Es tentador, hasta esperable, caerle al fútbol como culpable de lo que pasó en el Kempes. Se jugaba el clásico cordobés, claro. Balbo escapaba como podía después de que alguien, presumiblemente el Sapito Gómez, lo acusara del imperdonable delito de ser hincha de Talleres y habitar la tribuna de Belgrano. “Esta yuta de mierda/no quiere entender/que Belgrano /es el capo cordobés”, gritaban muchos contemplando el cuerpo inerme del chico. El círculo cierra, perfecto: masas descontroladas, barbarie, folclore mal entendido, fanatismo.
Pero acaso haya margen para otra mirada: el fútbol acaba de ofrecerse, una vez más, como escenario para que saquemos a relucir lo peor de nosotros. ¿Qué culpa tiene el fútbol de abrirle la puerta a quien mira agonizar a otro como si se tratara de una película, como lo revelan varios videos ? ¿Se volverían honestos de golpe, si no existiera el fútbol, esos animales que le robaron las zapatillas a Balbo mientras se moría?
El fútbol argentino está enfermo, y lo está hace mucho tiempo. Lo corroboran cada día la violencia en las canchas, los desatinos dirigenciales, la corrupción y la desidia en el manejo de los clubes, la urgencia por ganar como sea. No hay discusiones al respecto. Pero el problema es que la sociedad argentina no está menos enferma que el fútbol. Somos tan intolerantes de lunes a sábado que no hay modo de que no lo seamos el domingo. Suele importarnos tan poco el otro que vemos cómo un tipo es golpeado en nuestras narices y no se nos mueve un pelo. Y si nos irrita tanto el que piensa distinto, ¿por qué nos resultaría normal que un hincha de otro equipo ocupe nuestra tribuna?
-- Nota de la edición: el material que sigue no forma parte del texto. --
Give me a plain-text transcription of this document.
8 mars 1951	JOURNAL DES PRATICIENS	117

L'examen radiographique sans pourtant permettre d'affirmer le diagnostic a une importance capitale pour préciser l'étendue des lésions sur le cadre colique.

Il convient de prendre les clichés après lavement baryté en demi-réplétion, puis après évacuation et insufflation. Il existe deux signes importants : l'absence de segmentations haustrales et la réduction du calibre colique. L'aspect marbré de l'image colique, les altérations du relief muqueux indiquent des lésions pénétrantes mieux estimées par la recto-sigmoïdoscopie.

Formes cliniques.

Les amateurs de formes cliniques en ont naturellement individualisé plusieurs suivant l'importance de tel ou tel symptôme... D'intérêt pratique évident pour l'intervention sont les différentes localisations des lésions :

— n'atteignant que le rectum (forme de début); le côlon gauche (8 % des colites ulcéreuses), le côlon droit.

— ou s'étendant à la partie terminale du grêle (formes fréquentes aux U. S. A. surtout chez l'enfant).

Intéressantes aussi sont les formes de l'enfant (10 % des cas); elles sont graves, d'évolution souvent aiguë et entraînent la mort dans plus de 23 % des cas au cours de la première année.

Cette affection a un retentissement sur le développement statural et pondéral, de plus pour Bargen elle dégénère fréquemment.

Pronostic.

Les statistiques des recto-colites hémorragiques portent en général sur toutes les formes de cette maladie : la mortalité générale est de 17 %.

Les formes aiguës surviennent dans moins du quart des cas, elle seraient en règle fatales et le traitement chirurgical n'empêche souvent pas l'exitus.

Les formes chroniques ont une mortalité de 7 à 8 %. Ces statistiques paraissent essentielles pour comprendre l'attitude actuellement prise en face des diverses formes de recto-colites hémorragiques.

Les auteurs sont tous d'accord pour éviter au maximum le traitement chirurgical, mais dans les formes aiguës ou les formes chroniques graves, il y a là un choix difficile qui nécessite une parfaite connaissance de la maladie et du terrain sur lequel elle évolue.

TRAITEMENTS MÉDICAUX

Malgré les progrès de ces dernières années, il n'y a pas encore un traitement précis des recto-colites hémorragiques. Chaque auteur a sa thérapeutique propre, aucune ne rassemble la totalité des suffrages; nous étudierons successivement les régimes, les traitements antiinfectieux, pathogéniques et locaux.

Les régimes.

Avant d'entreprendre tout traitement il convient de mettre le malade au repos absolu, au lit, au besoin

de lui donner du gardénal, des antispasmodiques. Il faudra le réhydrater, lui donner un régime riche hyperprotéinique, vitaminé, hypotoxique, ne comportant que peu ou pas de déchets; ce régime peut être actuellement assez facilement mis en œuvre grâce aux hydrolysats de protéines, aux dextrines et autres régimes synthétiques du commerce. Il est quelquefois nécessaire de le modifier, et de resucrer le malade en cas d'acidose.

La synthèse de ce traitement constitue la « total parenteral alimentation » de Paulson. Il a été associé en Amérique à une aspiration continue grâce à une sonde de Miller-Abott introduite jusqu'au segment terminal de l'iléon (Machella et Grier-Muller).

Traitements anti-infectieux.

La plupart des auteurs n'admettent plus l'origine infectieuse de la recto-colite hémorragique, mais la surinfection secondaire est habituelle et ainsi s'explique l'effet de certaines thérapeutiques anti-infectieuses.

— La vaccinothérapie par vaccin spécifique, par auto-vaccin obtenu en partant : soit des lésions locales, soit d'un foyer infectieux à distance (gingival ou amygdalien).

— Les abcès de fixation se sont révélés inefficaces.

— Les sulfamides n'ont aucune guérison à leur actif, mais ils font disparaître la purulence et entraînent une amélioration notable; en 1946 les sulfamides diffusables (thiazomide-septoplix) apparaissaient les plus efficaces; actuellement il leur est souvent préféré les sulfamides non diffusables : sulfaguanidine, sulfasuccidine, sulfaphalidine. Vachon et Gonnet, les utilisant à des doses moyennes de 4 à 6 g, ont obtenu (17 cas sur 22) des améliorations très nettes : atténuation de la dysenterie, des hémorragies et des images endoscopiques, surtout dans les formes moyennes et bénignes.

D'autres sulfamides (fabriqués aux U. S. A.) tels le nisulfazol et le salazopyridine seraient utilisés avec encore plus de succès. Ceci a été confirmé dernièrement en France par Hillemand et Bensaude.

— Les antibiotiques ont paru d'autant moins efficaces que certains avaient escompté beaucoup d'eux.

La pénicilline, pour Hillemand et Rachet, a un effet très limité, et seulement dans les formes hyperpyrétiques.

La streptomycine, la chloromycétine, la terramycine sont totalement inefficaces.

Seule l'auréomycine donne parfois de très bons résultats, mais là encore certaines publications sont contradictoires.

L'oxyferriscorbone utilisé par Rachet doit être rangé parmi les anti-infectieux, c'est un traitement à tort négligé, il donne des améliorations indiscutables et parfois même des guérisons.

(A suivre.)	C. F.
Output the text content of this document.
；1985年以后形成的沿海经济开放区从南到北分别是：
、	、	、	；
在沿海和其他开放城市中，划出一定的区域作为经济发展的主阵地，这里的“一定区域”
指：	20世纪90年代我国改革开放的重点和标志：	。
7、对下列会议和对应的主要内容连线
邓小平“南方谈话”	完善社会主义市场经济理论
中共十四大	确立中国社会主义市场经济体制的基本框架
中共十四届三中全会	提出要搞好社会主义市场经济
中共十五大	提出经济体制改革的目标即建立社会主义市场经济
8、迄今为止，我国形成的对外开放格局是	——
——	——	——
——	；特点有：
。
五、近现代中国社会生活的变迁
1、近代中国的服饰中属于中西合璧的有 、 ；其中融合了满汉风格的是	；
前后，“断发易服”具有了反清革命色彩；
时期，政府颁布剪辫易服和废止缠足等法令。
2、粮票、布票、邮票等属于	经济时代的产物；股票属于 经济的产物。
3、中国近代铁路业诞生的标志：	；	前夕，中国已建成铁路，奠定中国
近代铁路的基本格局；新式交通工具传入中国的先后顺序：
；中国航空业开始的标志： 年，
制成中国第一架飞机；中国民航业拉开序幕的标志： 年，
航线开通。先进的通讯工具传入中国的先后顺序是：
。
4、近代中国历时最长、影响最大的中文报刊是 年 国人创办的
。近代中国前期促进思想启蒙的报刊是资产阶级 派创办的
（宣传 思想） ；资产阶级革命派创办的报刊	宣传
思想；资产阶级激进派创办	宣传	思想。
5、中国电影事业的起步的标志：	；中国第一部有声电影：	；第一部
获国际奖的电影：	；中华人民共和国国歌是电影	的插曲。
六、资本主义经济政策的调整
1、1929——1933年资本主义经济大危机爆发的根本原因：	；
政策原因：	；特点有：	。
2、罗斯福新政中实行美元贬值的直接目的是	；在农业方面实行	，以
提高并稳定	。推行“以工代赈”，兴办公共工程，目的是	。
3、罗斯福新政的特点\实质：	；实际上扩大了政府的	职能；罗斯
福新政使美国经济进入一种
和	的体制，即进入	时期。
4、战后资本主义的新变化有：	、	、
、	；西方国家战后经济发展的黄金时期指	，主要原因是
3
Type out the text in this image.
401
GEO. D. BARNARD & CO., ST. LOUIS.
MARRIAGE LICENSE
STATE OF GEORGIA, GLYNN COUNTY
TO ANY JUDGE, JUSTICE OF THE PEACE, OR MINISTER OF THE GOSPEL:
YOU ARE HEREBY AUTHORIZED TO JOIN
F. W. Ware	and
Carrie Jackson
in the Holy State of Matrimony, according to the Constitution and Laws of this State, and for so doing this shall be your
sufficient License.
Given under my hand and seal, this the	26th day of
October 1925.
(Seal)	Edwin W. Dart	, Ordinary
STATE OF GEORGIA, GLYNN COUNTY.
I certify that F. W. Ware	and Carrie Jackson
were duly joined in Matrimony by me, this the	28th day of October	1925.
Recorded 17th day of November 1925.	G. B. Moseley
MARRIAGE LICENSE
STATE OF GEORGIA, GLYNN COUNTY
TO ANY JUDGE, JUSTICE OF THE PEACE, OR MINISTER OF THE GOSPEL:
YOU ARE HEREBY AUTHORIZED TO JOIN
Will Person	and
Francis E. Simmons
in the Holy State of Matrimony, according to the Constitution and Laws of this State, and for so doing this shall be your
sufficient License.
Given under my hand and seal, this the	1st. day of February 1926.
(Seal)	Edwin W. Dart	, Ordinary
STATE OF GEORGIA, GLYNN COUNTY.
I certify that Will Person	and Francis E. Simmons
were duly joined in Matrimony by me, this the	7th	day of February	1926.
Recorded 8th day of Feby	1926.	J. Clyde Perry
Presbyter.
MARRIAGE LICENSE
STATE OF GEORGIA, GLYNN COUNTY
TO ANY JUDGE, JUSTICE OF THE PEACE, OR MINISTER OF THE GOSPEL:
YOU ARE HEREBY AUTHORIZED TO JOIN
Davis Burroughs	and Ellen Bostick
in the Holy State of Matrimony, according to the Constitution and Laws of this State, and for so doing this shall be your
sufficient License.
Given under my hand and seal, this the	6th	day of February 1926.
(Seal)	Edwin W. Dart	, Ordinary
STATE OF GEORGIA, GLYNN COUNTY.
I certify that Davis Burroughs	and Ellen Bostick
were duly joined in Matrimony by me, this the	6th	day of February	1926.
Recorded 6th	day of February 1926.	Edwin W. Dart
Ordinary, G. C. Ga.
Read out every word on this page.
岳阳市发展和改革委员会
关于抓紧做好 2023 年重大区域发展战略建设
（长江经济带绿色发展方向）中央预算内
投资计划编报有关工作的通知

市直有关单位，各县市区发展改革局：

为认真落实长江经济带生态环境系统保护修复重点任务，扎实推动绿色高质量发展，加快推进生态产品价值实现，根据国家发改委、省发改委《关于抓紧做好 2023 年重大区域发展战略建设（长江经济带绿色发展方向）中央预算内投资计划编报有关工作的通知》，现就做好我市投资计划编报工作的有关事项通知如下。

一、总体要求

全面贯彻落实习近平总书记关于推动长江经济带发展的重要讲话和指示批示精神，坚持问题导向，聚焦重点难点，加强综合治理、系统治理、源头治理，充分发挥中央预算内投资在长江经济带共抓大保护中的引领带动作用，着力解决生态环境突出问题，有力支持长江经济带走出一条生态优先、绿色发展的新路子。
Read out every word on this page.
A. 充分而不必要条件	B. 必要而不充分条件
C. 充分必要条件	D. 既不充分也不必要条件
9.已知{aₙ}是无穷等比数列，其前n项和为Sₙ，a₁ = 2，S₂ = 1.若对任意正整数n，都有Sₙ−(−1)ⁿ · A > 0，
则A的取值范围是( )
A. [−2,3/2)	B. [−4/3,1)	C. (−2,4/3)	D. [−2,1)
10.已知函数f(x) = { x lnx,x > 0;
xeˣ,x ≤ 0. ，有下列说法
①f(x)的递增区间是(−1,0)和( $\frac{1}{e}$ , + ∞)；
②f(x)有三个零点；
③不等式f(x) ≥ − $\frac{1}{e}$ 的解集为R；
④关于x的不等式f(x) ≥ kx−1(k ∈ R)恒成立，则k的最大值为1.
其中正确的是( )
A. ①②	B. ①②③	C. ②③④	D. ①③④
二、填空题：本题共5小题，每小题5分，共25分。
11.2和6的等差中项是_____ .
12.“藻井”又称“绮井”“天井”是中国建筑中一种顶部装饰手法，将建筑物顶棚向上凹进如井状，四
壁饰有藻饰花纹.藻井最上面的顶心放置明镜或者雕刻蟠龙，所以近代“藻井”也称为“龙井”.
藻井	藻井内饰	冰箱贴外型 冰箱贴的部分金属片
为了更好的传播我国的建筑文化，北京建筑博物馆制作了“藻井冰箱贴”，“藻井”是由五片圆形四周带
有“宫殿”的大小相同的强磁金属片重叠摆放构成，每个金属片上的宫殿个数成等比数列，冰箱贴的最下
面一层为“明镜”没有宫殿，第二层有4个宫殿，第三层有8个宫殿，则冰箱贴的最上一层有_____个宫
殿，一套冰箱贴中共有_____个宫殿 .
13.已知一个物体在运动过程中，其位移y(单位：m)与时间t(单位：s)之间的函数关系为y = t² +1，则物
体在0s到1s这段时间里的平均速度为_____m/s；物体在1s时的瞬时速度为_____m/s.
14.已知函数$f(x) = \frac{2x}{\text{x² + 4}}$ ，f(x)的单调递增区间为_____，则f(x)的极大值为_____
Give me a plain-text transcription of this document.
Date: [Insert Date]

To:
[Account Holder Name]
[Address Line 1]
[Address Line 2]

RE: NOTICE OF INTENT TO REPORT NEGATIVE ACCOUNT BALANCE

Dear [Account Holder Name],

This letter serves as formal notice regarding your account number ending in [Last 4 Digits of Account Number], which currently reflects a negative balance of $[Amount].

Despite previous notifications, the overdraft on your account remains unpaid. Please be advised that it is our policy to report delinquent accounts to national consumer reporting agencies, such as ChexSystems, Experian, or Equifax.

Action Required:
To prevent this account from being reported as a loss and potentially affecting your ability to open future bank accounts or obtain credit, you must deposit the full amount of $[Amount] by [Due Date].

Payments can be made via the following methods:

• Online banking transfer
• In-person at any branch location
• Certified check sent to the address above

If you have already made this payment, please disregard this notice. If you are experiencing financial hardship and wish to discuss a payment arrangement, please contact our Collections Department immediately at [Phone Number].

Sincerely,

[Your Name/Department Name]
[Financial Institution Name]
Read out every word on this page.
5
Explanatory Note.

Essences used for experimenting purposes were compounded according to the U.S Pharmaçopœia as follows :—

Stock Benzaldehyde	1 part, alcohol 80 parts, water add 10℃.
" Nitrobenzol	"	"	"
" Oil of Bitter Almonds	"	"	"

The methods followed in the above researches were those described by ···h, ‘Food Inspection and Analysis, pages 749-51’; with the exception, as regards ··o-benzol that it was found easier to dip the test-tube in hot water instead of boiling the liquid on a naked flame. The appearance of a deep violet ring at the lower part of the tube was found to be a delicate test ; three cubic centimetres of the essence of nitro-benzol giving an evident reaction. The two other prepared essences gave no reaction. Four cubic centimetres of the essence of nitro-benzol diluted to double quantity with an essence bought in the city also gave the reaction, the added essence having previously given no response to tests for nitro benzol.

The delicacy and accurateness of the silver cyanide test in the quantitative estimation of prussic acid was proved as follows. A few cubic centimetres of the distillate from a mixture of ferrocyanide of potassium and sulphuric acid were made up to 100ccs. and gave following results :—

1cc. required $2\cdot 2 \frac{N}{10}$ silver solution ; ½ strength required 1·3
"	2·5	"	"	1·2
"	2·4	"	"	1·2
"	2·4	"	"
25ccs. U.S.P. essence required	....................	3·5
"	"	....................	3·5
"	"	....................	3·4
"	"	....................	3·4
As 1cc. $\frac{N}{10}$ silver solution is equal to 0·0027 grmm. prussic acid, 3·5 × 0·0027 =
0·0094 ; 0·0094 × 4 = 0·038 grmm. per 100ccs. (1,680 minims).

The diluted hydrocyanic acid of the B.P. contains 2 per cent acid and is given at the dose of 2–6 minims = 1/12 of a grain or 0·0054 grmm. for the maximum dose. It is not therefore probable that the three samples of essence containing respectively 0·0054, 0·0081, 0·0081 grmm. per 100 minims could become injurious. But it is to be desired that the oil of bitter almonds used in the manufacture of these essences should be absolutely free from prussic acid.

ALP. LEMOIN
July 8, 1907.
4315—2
La lucha contra la violencia en el fútbol resultó históricamente ineficaz, si es que alguna vez fue política de Estado. Mal puede combatirse a los criminales si se financia su presencia en un Mundial. Pero falta educación, cultura cívica, respeto por el otro. Habrá que entenderlo. O impostar enojo hasta el próximo Balbo.